The sale comes a year after the initial Axon auction, which didnt completely disband the SIV. According to bid sheets made publically available by trustee Deutsche Bank, the 2010 sale solicited bids on a total of $9.6 billion in collateral, mostly collateralized debt obligations and mortgage-backed securities.
A second auction was planned in December for the retained debt, but never materialized due to lack of investor interest, according to an official close to the sale. Deutsche Bank documents indicate the current face of the residual debt to be $34 million. The collateral has been divided into two portions: a $23 million transferrable sub-lot, and an $11 million non-transferrable stub piece sub-lot. Public notice of the sale lists Caterina Buonafede at Deutsche Bank and Dan Castaline and Charles Pettinato from Stone Tower as contacts for further information on the sale. All three declined to elaborate beyond what was stated in public documents.

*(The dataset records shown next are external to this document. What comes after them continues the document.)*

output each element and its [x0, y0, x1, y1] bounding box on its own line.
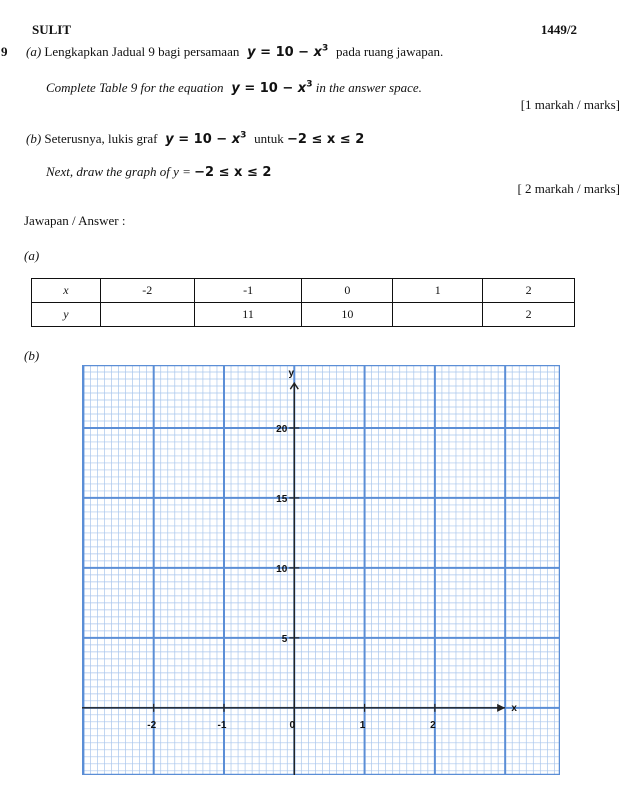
header-right: 1449/2: [540, 22, 577, 37]
part-b-label: (b): [26, 131, 42, 146]
x-tick-label: -1: [217, 719, 227, 731]
answer-part-a-label: (a): [24, 248, 40, 263]
x-axis-label: x: [511, 702, 517, 714]
equation: $y = 10 - x^3$: [165, 130, 247, 147]
part-a-ms-before: Lengkapkan Jadual 9 bagi persamaan: [44, 44, 240, 59]
part-b-ms-mid: untuk: [254, 131, 284, 146]
part-a-english: [46, 80, 422, 96]
part-a-en-before: Complete Table 9 for the equation: [46, 80, 224, 95]
part-b-malay: [26, 131, 364, 147]
x-value-cell: -2: [100, 279, 194, 303]
question-number: 9: [1, 44, 8, 59]
y-axis-label: y: [288, 368, 295, 380]
y-tick-label: 10: [276, 563, 288, 575]
row-y-label: y: [32, 303, 101, 327]
x-tick-label: 1: [359, 719, 366, 731]
x-axis-arrow-icon: [497, 704, 505, 712]
inequality: −2 ≤ x ≤ 2: [287, 132, 365, 147]
answer-table: [31, 278, 575, 327]
x-value-cell: -1: [194, 279, 302, 303]
table-row-y: [32, 303, 575, 327]
y-tick-label: 20: [276, 423, 288, 435]
x-value-cell: 2: [483, 279, 575, 303]
answer-part-b-label: (b): [24, 348, 40, 363]
inequality: −2 ≤ x ≤ 2: [194, 165, 272, 180]
x-tick-label: -2: [147, 719, 157, 731]
part-a-marks: [1 markah / marks]: [520, 97, 620, 112]
y-value-cell[interactable]: 2: [483, 303, 575, 327]
part-a-label: (a): [26, 44, 42, 59]
table-row-x: [32, 279, 575, 303]
y-value-cell[interactable]: 10: [302, 303, 393, 327]
part-a-en-after: in the answer space.: [315, 80, 422, 95]
y-value-cell[interactable]: 11: [194, 303, 302, 327]
equation: $y = 10 - x^3$: [231, 79, 313, 96]
x-value-cell: 1: [393, 279, 483, 303]
x-value-cell: 0: [302, 279, 393, 303]
y-value-cell[interactable]: [100, 303, 194, 327]
part-a-malay: [26, 44, 443, 60]
x-tick-label: 2: [430, 719, 436, 731]
x-tick-label: 0: [289, 719, 296, 731]
part-b-english: [46, 164, 271, 180]
header-left: SULIT: [32, 22, 72, 37]
part-b-en-before: Next, draw the graph of y =: [46, 164, 191, 179]
part-b-marks: [ 2 markah / marks]: [517, 181, 620, 196]
y-tick-label: 15: [276, 493, 288, 505]
y-tick-label: 5: [281, 633, 288, 645]
part-a-ms-after: pada ruang jawapan.: [336, 44, 444, 59]
graph-paper[interactable]: [82, 365, 560, 775]
part-b-ms-before: Seterusnya, lukis graf: [44, 131, 158, 146]
y-value-cell[interactable]: [393, 303, 483, 327]
answer-heading: Jawapan / Answer :: [24, 213, 126, 228]
equation: $y = 10 - x^3$: [247, 43, 329, 60]
row-x-label: x: [32, 279, 101, 303]
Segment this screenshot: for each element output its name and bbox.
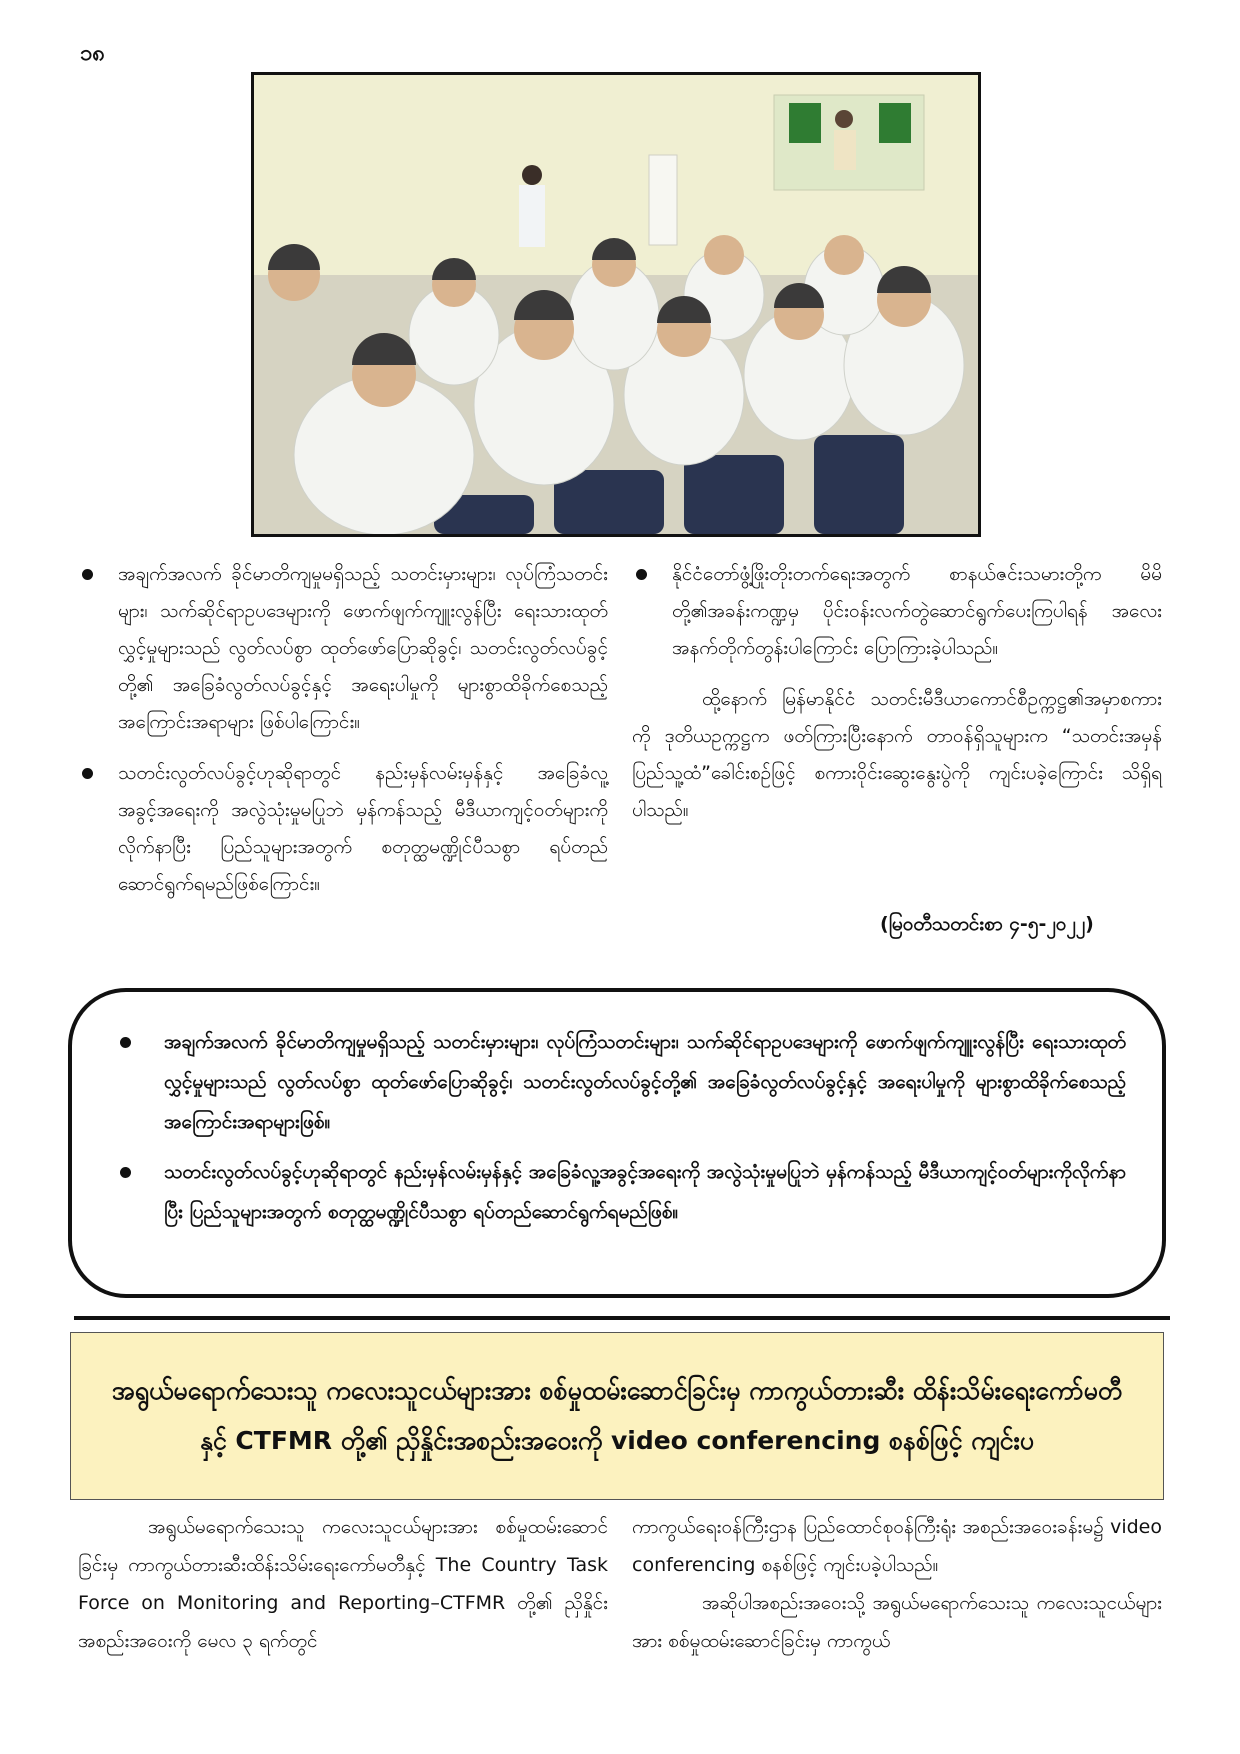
divider bbox=[74, 1316, 1170, 1320]
left-column bbox=[78, 556, 608, 917]
paragraph: အဆိုပါအစည်းအဝေးသို့ အရွယ်မရောက်သေးသူ ကလေးသူငယ်များအား စစ်မှုထမ်းဆောင်ခြင်းမှ ကာကွယ် bbox=[632, 1592, 1162, 1652]
list-item bbox=[112, 1022, 1126, 1142]
source-citation: (မြဝတီသတင်းစာ ၄-၅-၂၀၂၂) bbox=[880, 913, 1094, 935]
bullet-icon bbox=[636, 569, 647, 580]
paragraph: ထို့နောက် မြန်မာနိုင်ငံ သတင်းမီဒီယာကောင်စီဥက္ကဋ္ဌ၏အမှာစကားကို ဒုတိယဥက္ကဋ္ဌက ဖတ်ကြားပြီးနောက် တာဝန်ရှိသူများက “သတင်းအမှန်ပြည်သူ့ထံ”ခေါင်းစဉ်ဖြင့် စကားဝိုင်းဆွေးနွေးပွဲကို ကျင်းပခဲ့ကြောင်း သိရှိရပါသည်။ bbox=[632, 688, 1162, 821]
article-right-column bbox=[632, 1508, 1162, 1660]
list-item-text: အချက်အလက် ခိုင်မာတိကျမှုမရှိသည့် သတင်းမှားများ၊ လုပ်ကြံသတင်းများ၊ သက်ဆိုင်ရာဥပဒေများကို ဖောက်ဖျက်ကျူးလွန်ပြီး ရေးသားထုတ်လွှင့်မှုများသည် လွတ်လပ်စွာ ထုတ်ဖော်ပြောဆိုခွင့်၊ သတင်းလွတ်လပ်ခွင့်တို့၏ အခြေခံလွတ်လပ်ခွင့်နှင့် အရေးပါမှုကို များစွာထိခိုက်စေသည့် အကြောင်းအရာများ ဖြစ်ပါကြောင်း။ bbox=[118, 563, 608, 733]
bullet-icon bbox=[120, 1037, 131, 1048]
bullet-icon bbox=[120, 1167, 131, 1178]
list-item bbox=[78, 556, 608, 741]
page-number: ၁၈ bbox=[80, 41, 105, 66]
right-column bbox=[632, 556, 1162, 829]
summary-box bbox=[68, 988, 1166, 1298]
meeting-illustration bbox=[254, 75, 978, 534]
list-item bbox=[632, 556, 1162, 667]
list-item bbox=[112, 1152, 1126, 1232]
list-item-text: သတင်းလွတ်လပ်ခွင့်ဟုဆိုရာတွင် နည်းမှန်လမ်းမှန်နှင့် အခြေခံလူ့အခွင့်အရေးကို အလွဲသုံးမှုမပြုဘဲ မှန်ကန်သည့် မီဒီယာကျင့်ဝတ်များကိုလိုက်နာပြီး ပြည်သူများအတွက် စတုတ္ထမဏ္ဍိုင်ပီသစွာ ရပ်တည်ဆောင်ရွက်ရမည်ဖြစ်။ bbox=[164, 1161, 1126, 1223]
paragraph: အရွယ်မရောက်သေးသူ ကလေးသူငယ်များအား စစ်မှုထမ်းဆောင်ခြင်းမှ ကာကွယ်တားဆီးထိန်းသိမ်းရေးကော်မတီနှင့် The Country Task Force on Monitoring and Reporting–CTFMR တို့၏ ညှိနှိုင်းအစည်းအဝေးကို မေလ ၃ ရက်တွင် bbox=[78, 1516, 608, 1652]
meeting-photo bbox=[251, 72, 981, 537]
article-title: အရွယ်မရောက်သေးသူ ကလေးသူငယ်များအား စစ်မှုထမ်းဆောင်ခြင်းမှ ကာကွယ်တားဆီး ထိန်းသိမ်းရေးကော်မတီနှင့် CTFMR တို့၏ ညှိနှိုင်းအစည်းအဝေးကို video conferencing စနစ်ဖြင့် ကျင်းပ bbox=[111, 1376, 1123, 1455]
list-item-text: အချက်အလက် ခိုင်မာတိကျမှုမရှိသည့် သတင်းမှားများ၊ လုပ်ကြံသတင်းများ၊ သက်ဆိုင်ရာဥပဒေများကို ဖောက်ဖျက်ကျူးလွန်ပြီး ရေးသားထုတ်လွှင့်မှုများသည် လွတ်လပ်စွာ ထုတ်ဖော်ပြောဆိုခွင့်၊ သတင်းလွတ်လပ်ခွင့်တို့၏ အခြေခံလွတ်လပ်ခွင့်နှင့် အရေးပါမှုကို များစွာထိခိုက်စေသည့် အကြောင်းအရာများဖြစ်။ bbox=[164, 1031, 1126, 1133]
paragraph: ကာကွယ်ရေးဝန်ကြီးဌာန ပြည်ထောင်စုဝန်ကြီးရုံး အစည်းအဝေးခန်းမ၌ video conferencing စနစ်ဖြင့် ကျင်းပခဲ့ပါသည်။ bbox=[632, 1516, 1162, 1576]
bullet-icon bbox=[82, 569, 93, 580]
list-item-text: နိုင်ငံတော်ဖွံ့ဖြိုးတိုးတက်ရေးအတွက် စာနယ်ဇင်းသမားတို့က မိမိတို့၏အခန်းကဏ္ဍမှ ပိုင်းဝန်းလက်တွဲဆောင်ရွက်ပေးကြပါရန် အလေးအနက်တိုက်တွန်းပါကြောင်း ပြောကြားခဲ့ပါသည်။ bbox=[672, 563, 1162, 659]
list-item bbox=[78, 755, 608, 903]
bullet-icon bbox=[82, 768, 93, 779]
article-title-banner bbox=[70, 1332, 1164, 1500]
list-item-text: သတင်းလွတ်လပ်ခွင့်ဟုဆိုရာတွင် နည်းမှန်လမ်းမှန်နှင့် အခြေခံလူ့အခွင့်အရေးကို အလွဲသုံးမှုမပြုဘဲ မှန်ကန်သည့် မီဒီယာကျင့်ဝတ်များကိုလိုက်နာပြီး ပြည်သူများအတွက် စတုတ္ထမဏ္ဍိုင်ပီသစွာ ရပ်တည်ဆောင်ရွက်ရမည်ဖြစ်ကြောင်း။ bbox=[118, 762, 608, 895]
article-left-column bbox=[78, 1508, 608, 1660]
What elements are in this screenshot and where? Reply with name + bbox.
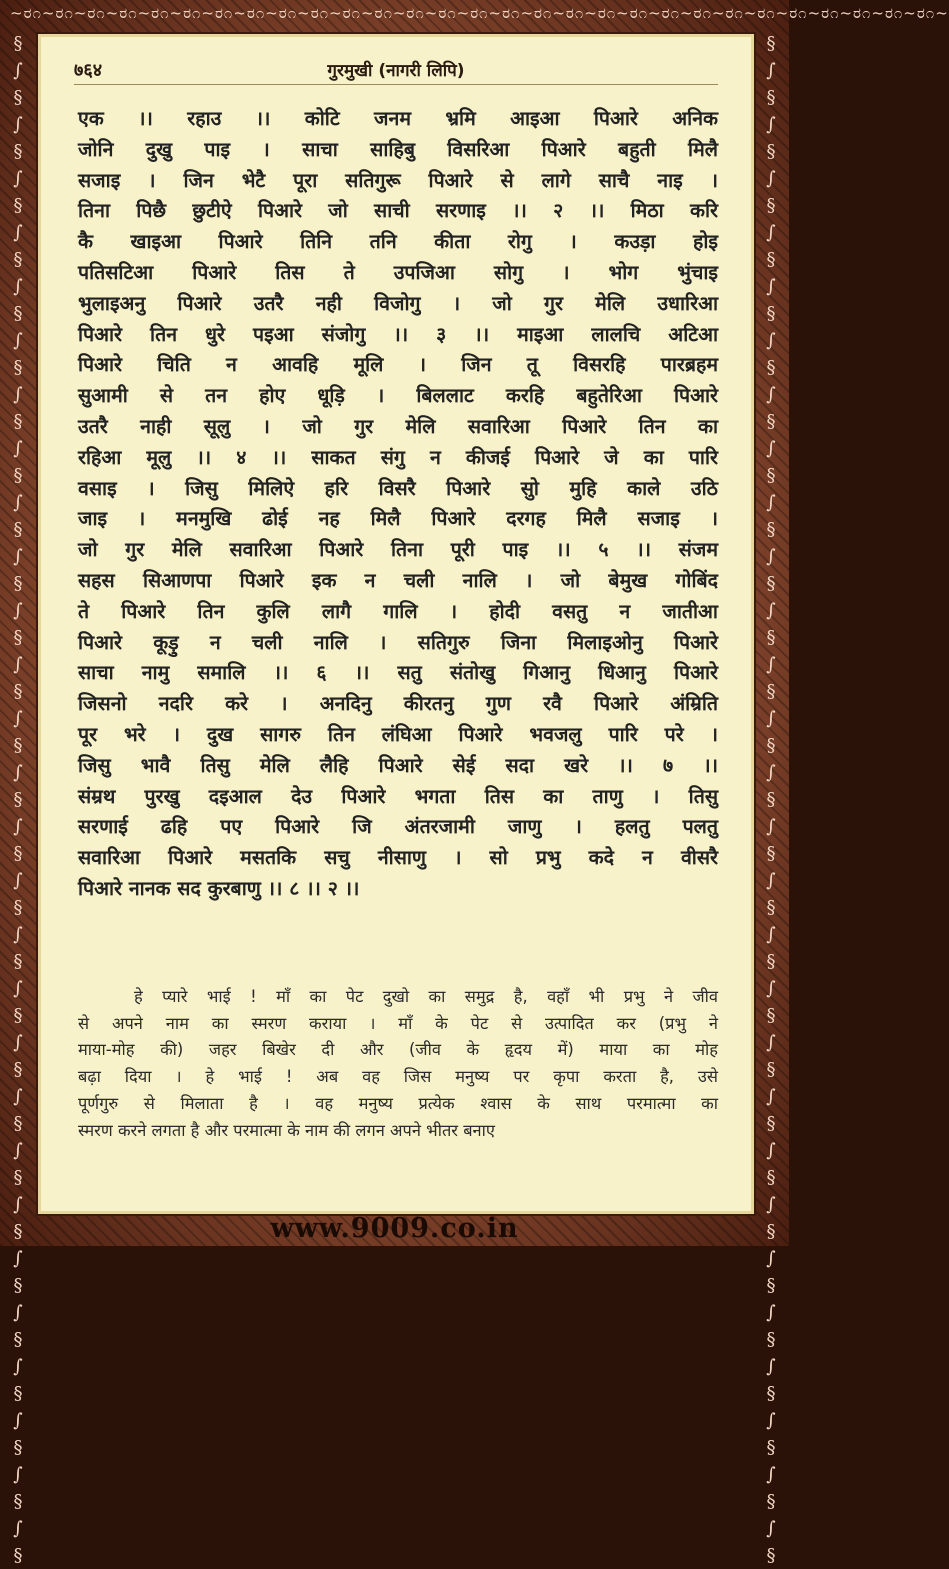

SIVs profit from the spread between short-term debt and long-term structured products. Cayman Islands-based Axon hit the market in the first quarter of 2007, at a time when SIVs were considered attractive structures for alternative investments (TS, 4/3/2007). By November 2007, Fitch Ratings and Moodys Investors Service downgraded to junk levels the SIVs senior and mezzanine notes, after having previously assigned them top ratings (TS, 9/21/2007).
Then in September 2010, Fitch included Axon among a throng of 43 defaulted global CDOs on which the agency withdrew ratings. Moodys had similarly withdrawn its ratings of Axon as of July of 2010.